A gas chromatograph (GC) equipped with a flame ionization detector (FID) (Thermo scientific Trace 1310) was used to determine FAME content and composition. FAMEs were separated in the GC using a FAME WAX column (30 m × 0.32 mm × 0.25 μm) and the FID signals were analysed using Chromeleon 7.2 software. FAME standards (Sigma Aldrich) used to identify FAMEs in samples were: 14:0 (myristic acid), 16:0 (palmitic acid), 16:1 (palmitoleic acid), 17:0 (margaric acid), 18:0 (stearic acid), 18:1 (oleic acid), 18:2 (linoleic acid), 18:3 (linolenic acid), 20:0 (arachidic acid), and 22:0 (behenic acid). The quantity and composition of FAMEs in the samples were determined from peak areas of identified FAMEs and the internal standard, as previously described [16], using the following formula:

$$ \begin{aligned} & {{{\text{FA content}}}}\left( {\frac{{{\text{mg}}}}{{{\text{g}}}}} \right) = \\ &\frac{1}{100} \frac{{{{{\text{Internal Std. added}}}} \left( {\frac{{{\text{mg}}}}{{{\text{sample}}}}} \right) \frac{{{\text{Area of individual FAME}}}}{{{{{\text{Area of}}}} C15:0 {{{\text{FAME}}}}. {{{\text{Relative Response Factor individual FAME}}}}}}}}{{{\text{Amount of biomass used}}}} \\ \end{aligned} $$

Fourier transform IR spectroscopy (FTIRS)

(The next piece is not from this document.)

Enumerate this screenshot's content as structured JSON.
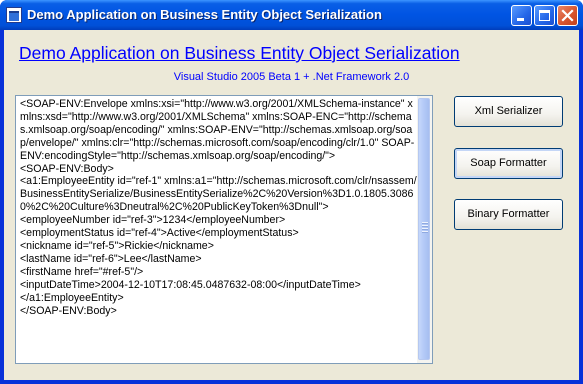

The biochemical composition of the algae was examined using FTIRS, as previously described [23, 24], with slight modifications. Briefly, freeze-dried samples and KBr (1:10) were ground and loaded in an IFS 66 FTIR spectrometer equipped with OPUS 6.5 software (Bruker Optik GmbH, Ettlingen, Germany). FTIR spectra were acquired at 400–5200 cm−1, signals spanning 800–1850 cm−1 were retained, and the baseline was corrected to remove broad background features and keep the low-intensity bands. The relative quantities of carbohydrates, proteins, and lipids were determined by comparing peak intensities at 900–1100 cm−1 (carbohydrates), 1738 cm−1 (lipids), and 1540 as well as 1658 cm−1 (proteins).